Tak mudah untuk mengetahui isi pikiran mereka tapi aktivitas pagi  itu jauh dari apa yang diperbincangkan dunia.

Tak ada jejak kasus ekstremisme, radikalisme, dan terorisme yang lekat dengan citra kelompok mereka selama 23  tahun terakhir.

Amat sayang pula jika itu semua hanya karena fisik mereka yang lebih mirip ras Asia Tengah ketimbang Asia Timur.

Sementara itu di bagian dalam, kawan-kawan mereka menirukan ucapan guru yang mengeja karakter demi karakter Hanzi.

Melihat dari usia mereka yang rata-rata 20 tahun hingga 30 tahun tidak seharusnya duduk di ruang kelas untuk melafalkan kata demi kata layaknya murid sekolah dasar.

Tapi itulah kenyataan bahwa mayoritas yang ada di kamp itu tidak bisa berbicara dengan menggunakan bahasa nasional mereka sendiri.

Hal ini yang menjadi alasan utama  pemerintah China membangun tempat belajar bagi mereka agar bisa berbahasa Mandarin, meningkatkan kemampuan individu sesuai peminatan dan keahlian yang sekaligus mempertebal nasionalisme dengan memahami konstitusi negaranya secara utuh.

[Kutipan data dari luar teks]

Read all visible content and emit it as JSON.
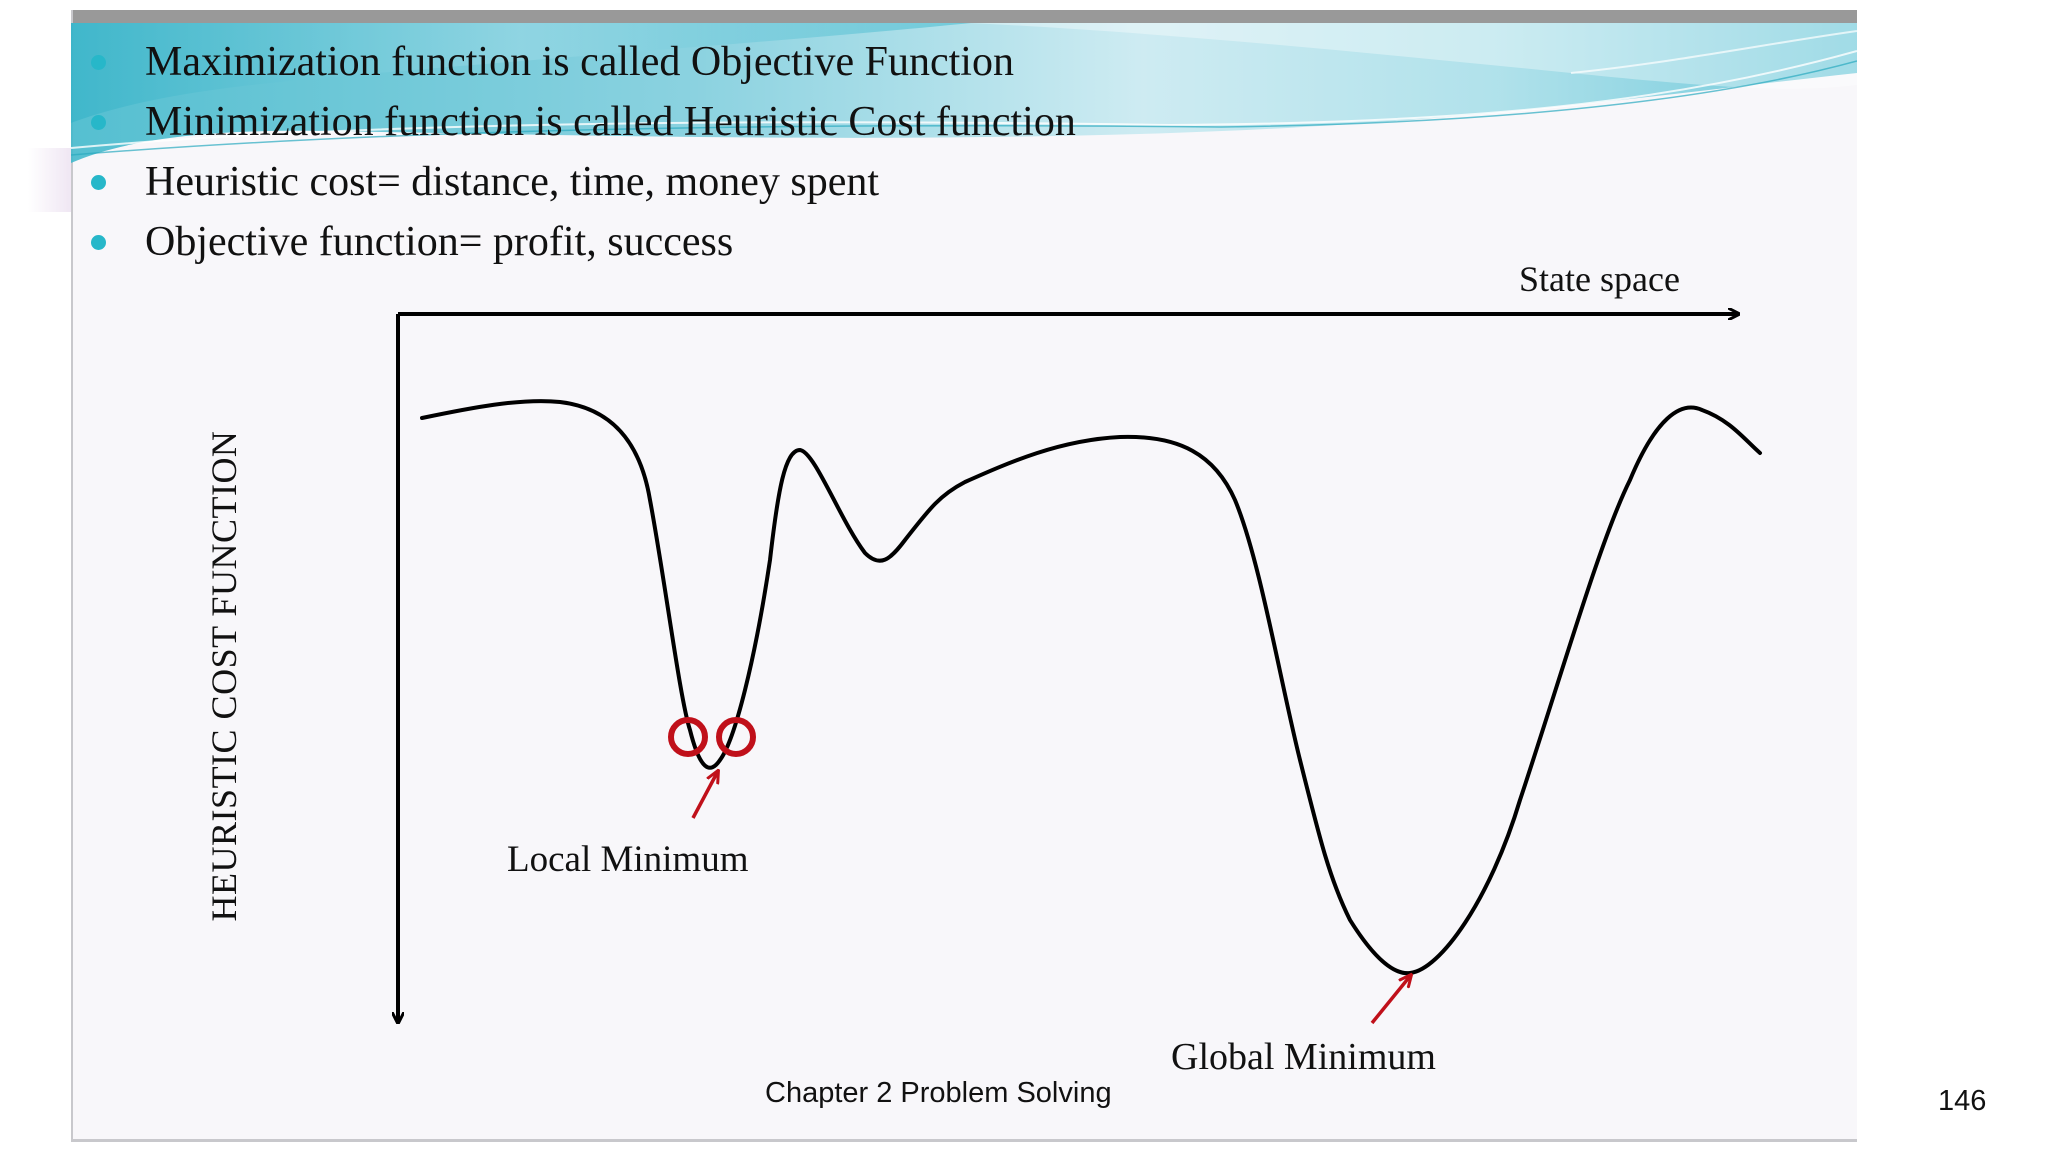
{
  "slide": {
    "bullets": [
      "Maximization function is called Objective Function",
      "Minimization function is called Heuristic Cost function",
      "Heuristic cost= distance, time, money spent",
      "Objective function= profit, success"
    ],
    "footer": "Chapter 2 Problem Solving",
    "page_number": "146",
    "accent_color": "#27b7c9"
  },
  "diagram": {
    "x_axis_label": "State space",
    "y_axis_label": "HEURISTIC COST  FUNCTION",
    "local_minimum_label": "Local Minimum",
    "global_minimum_label": "Global Minimum",
    "curve_color": "#000000",
    "marker_color": "#c0101a"
  }
}
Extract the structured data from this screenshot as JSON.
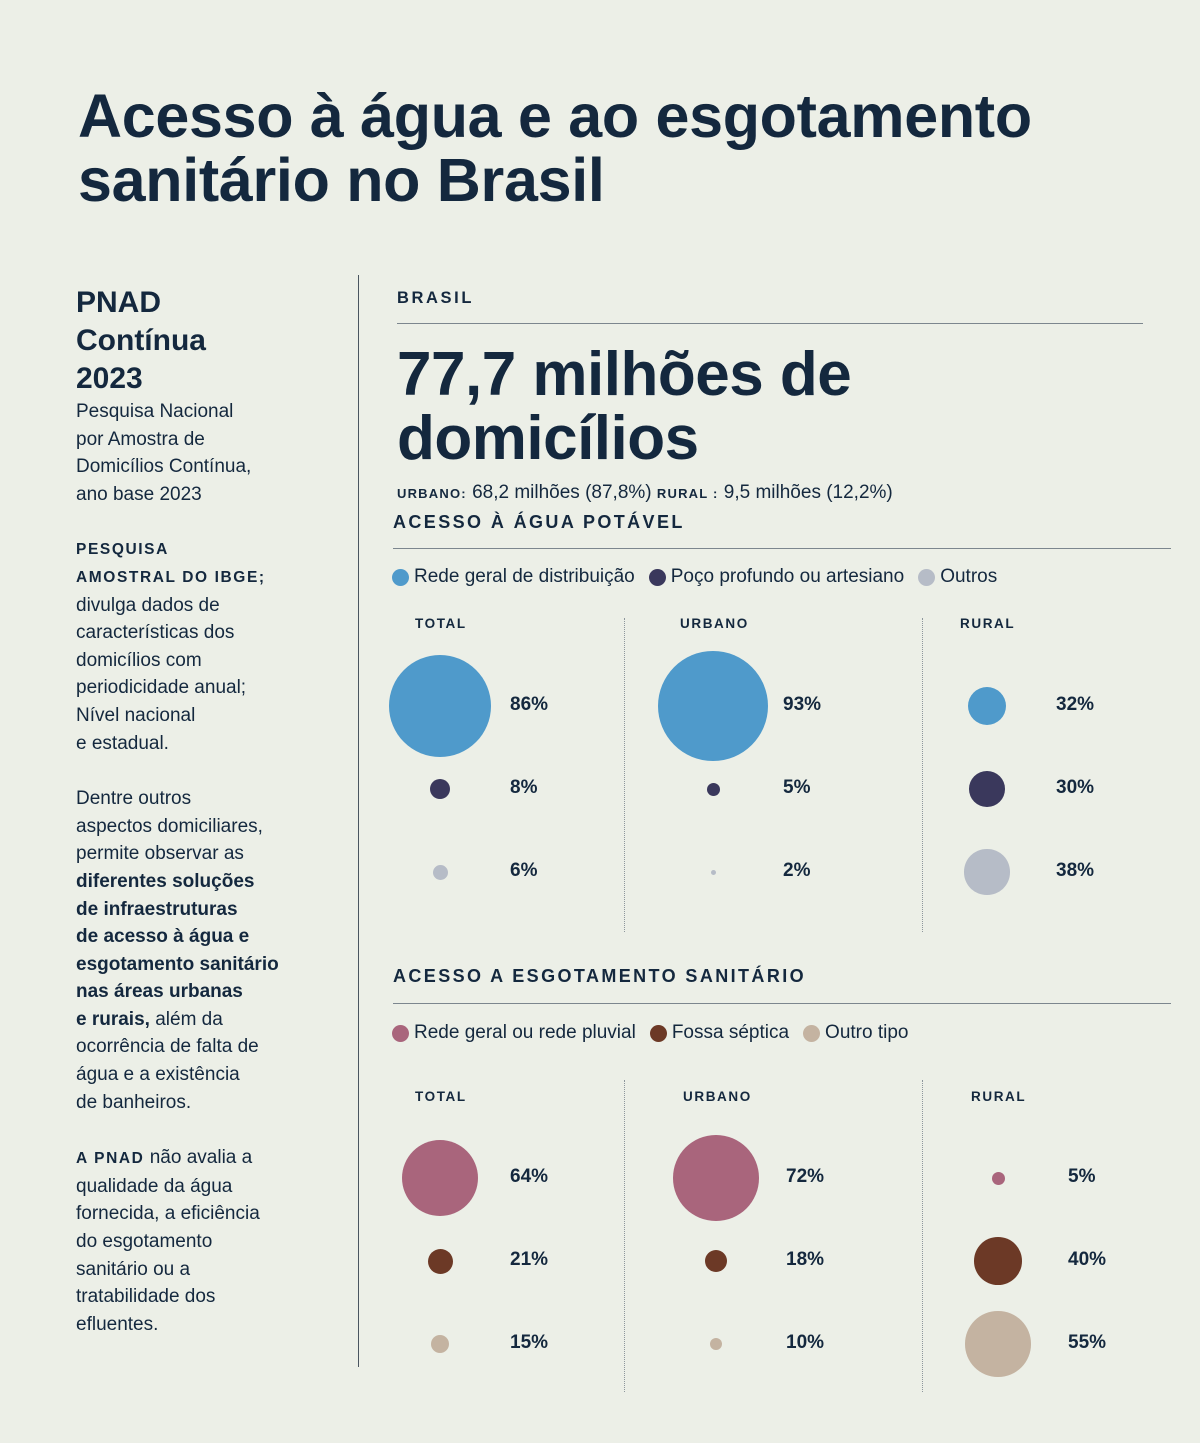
{
  "title": "Acesso à água e ao esgotamento sanitário no Brasil",
  "sidebar": {
    "heading_lines": [
      "PNAD",
      "Contínua",
      "2023"
    ],
    "subtitle_lines": [
      "Pesquisa Nacional",
      "por Amostra de",
      "Domicílios Contínua,",
      "ano base 2023"
    ],
    "p1_caps_lines": [
      "PESQUISA",
      "AMOSTRAL DO IBGE;"
    ],
    "p1_lines": [
      "divulga dados de",
      "características dos",
      "domicílios com",
      "periodicidade anual;",
      "Nível nacional",
      "e estadual."
    ],
    "p2_lines_regular": [
      "Dentre outros",
      "aspectos domiciliares,",
      "permite observar as"
    ],
    "p2_lines_bold": [
      "diferentes soluções",
      "de infraestruturas",
      "de acesso à água e",
      "esgotamento sanitário",
      "nas áreas urbanas"
    ],
    "p2_bold_tail": "e rurais,",
    "p2_after_bold": " além da",
    "p2_lines_end": [
      "ocorrência de falta de",
      "água e a existência",
      "de banheiros."
    ],
    "p3_caps": "A PNAD",
    "p3_first": " não avalia a",
    "p3_lines": [
      "qualidade da água",
      "fornecida, a eficiência",
      "do esgotamento",
      "sanitário ou a",
      "tratabilidade dos",
      "efluentes."
    ]
  },
  "main": {
    "kicker": "BRASIL",
    "headline_lines": [
      "77,7 milhões de",
      "domicílios"
    ],
    "urban_key": "URBANO:",
    "urban_value": " 68,2 milhões (87,8%) ",
    "rural_key": "RURAL :",
    "rural_value": " 9,5 milhões (12,2%)"
  },
  "chart_data": [
    {
      "type": "bubble",
      "title": "ACESSO À ÁGUA POTÁVEL",
      "categories": [
        "TOTAL",
        "URBANO",
        "RURAL"
      ],
      "legend": [
        {
          "label": "Rede geral de distribuição",
          "color": "#4f9acb"
        },
        {
          "label": "Poço profundo ou artesiano",
          "color": "#3a385c"
        },
        {
          "label": "Outros",
          "color": "#b6bcc7"
        }
      ],
      "series": [
        {
          "name": "Rede geral de distribuição",
          "values": [
            86,
            93,
            32
          ]
        },
        {
          "name": "Poço profundo ou artesiano",
          "values": [
            8,
            5,
            30
          ]
        },
        {
          "name": "Outros",
          "values": [
            6,
            2,
            38
          ]
        }
      ],
      "labels": [
        [
          "86%",
          "8%",
          "6%"
        ],
        [
          "93%",
          "5%",
          "2%"
        ],
        [
          "32%",
          "30%",
          "38%"
        ]
      ],
      "unit": "%",
      "legend_position": "top-left"
    },
    {
      "type": "bubble",
      "title": "ACESSO A ESGOTAMENTO SANITÁRIO",
      "categories": [
        "TOTAL",
        "URBANO",
        "RURAL"
      ],
      "legend": [
        {
          "label": "Rede geral ou rede pluvial",
          "color": "#a9657c"
        },
        {
          "label": "Fossa séptica",
          "color": "#6c3926"
        },
        {
          "label": "Outro tipo",
          "color": "#c4b3a1"
        }
      ],
      "series": [
        {
          "name": "Rede geral ou rede pluvial",
          "values": [
            64,
            72,
            5
          ]
        },
        {
          "name": "Fossa séptica",
          "values": [
            21,
            18,
            40
          ]
        },
        {
          "name": "Outro tipo",
          "values": [
            15,
            10,
            55
          ]
        }
      ],
      "labels": [
        [
          "64%",
          "21%",
          "15%"
        ],
        [
          "72%",
          "18%",
          "10%"
        ],
        [
          "5%",
          "40%",
          "55%"
        ]
      ],
      "unit": "%",
      "legend_position": "top-left"
    }
  ]
}
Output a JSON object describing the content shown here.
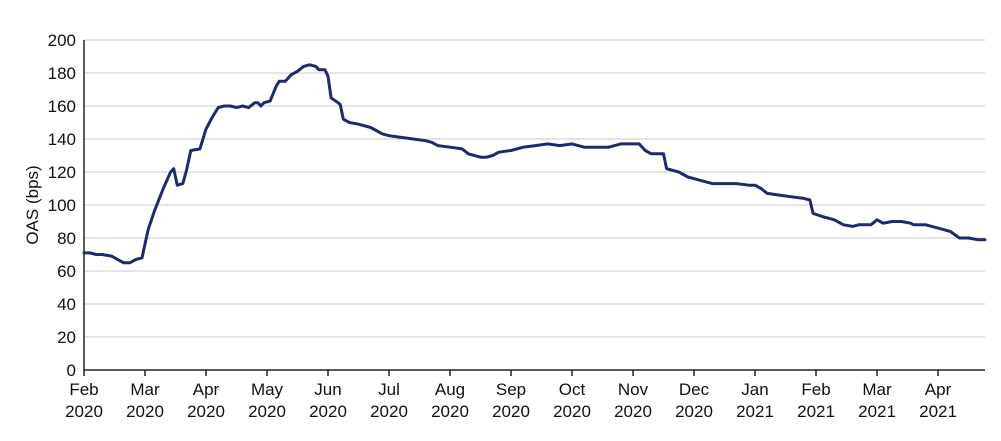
{
  "chart_data": {
    "type": "line",
    "title": "",
    "ylabel": "OAS (bps)",
    "xlabel": "",
    "ylim": [
      0,
      200
    ],
    "yticks": [
      0,
      20,
      40,
      60,
      80,
      100,
      120,
      140,
      160,
      180,
      200
    ],
    "xlim": [
      0,
      14.77
    ],
    "grid": true,
    "x_ticks": [
      {
        "x": 0,
        "line1": "Feb",
        "line2": "2020"
      },
      {
        "x": 1,
        "line1": "Mar",
        "line2": "2020"
      },
      {
        "x": 2,
        "line1": "Apr",
        "line2": "2020"
      },
      {
        "x": 3,
        "line1": "May",
        "line2": "2020"
      },
      {
        "x": 4,
        "line1": "Jun",
        "line2": "2020"
      },
      {
        "x": 5,
        "line1": "Jul",
        "line2": "2020"
      },
      {
        "x": 6,
        "line1": "Aug",
        "line2": "2020"
      },
      {
        "x": 7,
        "line1": "Sep",
        "line2": "2020"
      },
      {
        "x": 8,
        "line1": "Oct",
        "line2": "2020"
      },
      {
        "x": 9,
        "line1": "Nov",
        "line2": "2020"
      },
      {
        "x": 10,
        "line1": "Dec",
        "line2": "2020"
      },
      {
        "x": 11,
        "line1": "Jan",
        "line2": "2021"
      },
      {
        "x": 12,
        "line1": "Feb",
        "line2": "2021"
      },
      {
        "x": 13,
        "line1": "Mar",
        "line2": "2021"
      },
      {
        "x": 14,
        "line1": "Apr",
        "line2": "2021"
      }
    ],
    "line_color": "#1f2a6b",
    "series": [
      {
        "points": [
          [
            0.0,
            71
          ],
          [
            0.1,
            71
          ],
          [
            0.2,
            70
          ],
          [
            0.3,
            70
          ],
          [
            0.45,
            69
          ],
          [
            0.55,
            67
          ],
          [
            0.65,
            65
          ],
          [
            0.75,
            65
          ],
          [
            0.85,
            67
          ],
          [
            0.95,
            68
          ],
          [
            1.05,
            85
          ],
          [
            1.15,
            96
          ],
          [
            1.3,
            110
          ],
          [
            1.42,
            120
          ],
          [
            1.47,
            122
          ],
          [
            1.53,
            112
          ],
          [
            1.62,
            113
          ],
          [
            1.68,
            121
          ],
          [
            1.75,
            133
          ],
          [
            1.9,
            134
          ],
          [
            2.0,
            146
          ],
          [
            2.1,
            153
          ],
          [
            2.2,
            159
          ],
          [
            2.3,
            160
          ],
          [
            2.4,
            160
          ],
          [
            2.5,
            159
          ],
          [
            2.6,
            160
          ],
          [
            2.7,
            159
          ],
          [
            2.8,
            162
          ],
          [
            2.85,
            162
          ],
          [
            2.9,
            160
          ],
          [
            2.95,
            162
          ],
          [
            3.05,
            163
          ],
          [
            3.15,
            172
          ],
          [
            3.2,
            175
          ],
          [
            3.3,
            175
          ],
          [
            3.4,
            179
          ],
          [
            3.5,
            181
          ],
          [
            3.6,
            184
          ],
          [
            3.7,
            185
          ],
          [
            3.8,
            184
          ],
          [
            3.85,
            182
          ],
          [
            3.95,
            182
          ],
          [
            4.0,
            178
          ],
          [
            4.05,
            165
          ],
          [
            4.2,
            161
          ],
          [
            4.25,
            152
          ],
          [
            4.35,
            150
          ],
          [
            4.5,
            149
          ],
          [
            4.7,
            147
          ],
          [
            4.9,
            143
          ],
          [
            5.0,
            142
          ],
          [
            5.2,
            141
          ],
          [
            5.4,
            140
          ],
          [
            5.6,
            139
          ],
          [
            5.7,
            138
          ],
          [
            5.8,
            136
          ],
          [
            6.0,
            135
          ],
          [
            6.2,
            134
          ],
          [
            6.3,
            131
          ],
          [
            6.4,
            130
          ],
          [
            6.5,
            129
          ],
          [
            6.6,
            129
          ],
          [
            6.7,
            130
          ],
          [
            6.8,
            132
          ],
          [
            7.0,
            133
          ],
          [
            7.2,
            135
          ],
          [
            7.4,
            136
          ],
          [
            7.6,
            137
          ],
          [
            7.8,
            136
          ],
          [
            8.0,
            137
          ],
          [
            8.2,
            135
          ],
          [
            8.4,
            135
          ],
          [
            8.6,
            135
          ],
          [
            8.8,
            137
          ],
          [
            9.0,
            137
          ],
          [
            9.1,
            137
          ],
          [
            9.2,
            133
          ],
          [
            9.3,
            131
          ],
          [
            9.4,
            131
          ],
          [
            9.5,
            131
          ],
          [
            9.55,
            122
          ],
          [
            9.75,
            120
          ],
          [
            9.9,
            117
          ],
          [
            10.1,
            115
          ],
          [
            10.3,
            113
          ],
          [
            10.5,
            113
          ],
          [
            10.7,
            113
          ],
          [
            10.9,
            112
          ],
          [
            11.0,
            112
          ],
          [
            11.1,
            110
          ],
          [
            11.2,
            107
          ],
          [
            11.4,
            106
          ],
          [
            11.6,
            105
          ],
          [
            11.8,
            104
          ],
          [
            11.9,
            103
          ],
          [
            11.95,
            95
          ],
          [
            12.1,
            93
          ],
          [
            12.3,
            91
          ],
          [
            12.45,
            88
          ],
          [
            12.6,
            87
          ],
          [
            12.7,
            88
          ],
          [
            12.9,
            88
          ],
          [
            13.0,
            91
          ],
          [
            13.1,
            89
          ],
          [
            13.25,
            90
          ],
          [
            13.4,
            90
          ],
          [
            13.55,
            89
          ],
          [
            13.6,
            88
          ],
          [
            13.8,
            88
          ],
          [
            14.0,
            86
          ],
          [
            14.2,
            84
          ],
          [
            14.35,
            80
          ],
          [
            14.5,
            80
          ],
          [
            14.65,
            79
          ],
          [
            14.77,
            79
          ]
        ]
      }
    ]
  }
}
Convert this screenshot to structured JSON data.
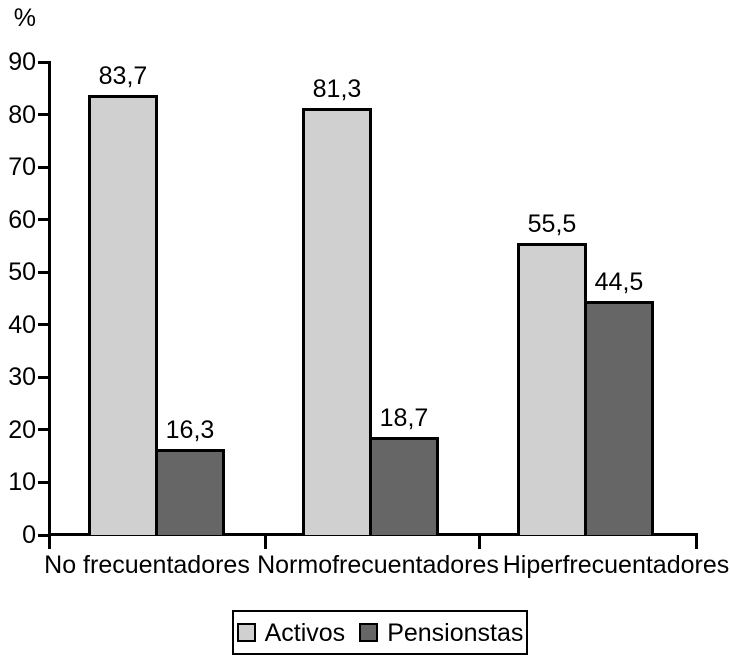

Oleh karena pola pendidikan dan pelatihan menyasar pada objek tertentu, yakni etnis minoritas Uighur yang membentuk populasi utama Daerah Otonomi Xinjiang, maka pemerintah China pun harus menghadapi hujatan kritikan dari Perserikatan Bangsa-Bangsa, aktivis HAM, dan kelompok Muslim lainnya di berbagai negara, termasuk di Indonesia.
 
 
Kamp atau BLK?

Wartawan Antara dan empat kantor berita asing lainnya yang memiliki perwakilan di Beijing mendapatkan kesempatan eksklusif mengunjungi kamp etnis Uighur yang oleh pemerintah China diklaim sebagai zhiye jineng jiaoyu peixun zhongxin atau pusat pendidikan dan pelatihan kejuruan itu.

Dibandingkan dengan Balai Latihan Kerja (BLK) milik pemerintah yang tersebar di berbagai wilayah di Indonesia, fasilitas di dalam kamp vokasi di Kota Kashgar jauh lebih lengkap dan memadai.

Tidak hanya sarana praktik keterampilan siswa, melainkan juga sarana pendukung lainnya. Kalau melihat kualitas sarana dan prasarana, sangat jelas bahwa pusat pelatihan itu dibangun dengan dana yang tidak sedikit.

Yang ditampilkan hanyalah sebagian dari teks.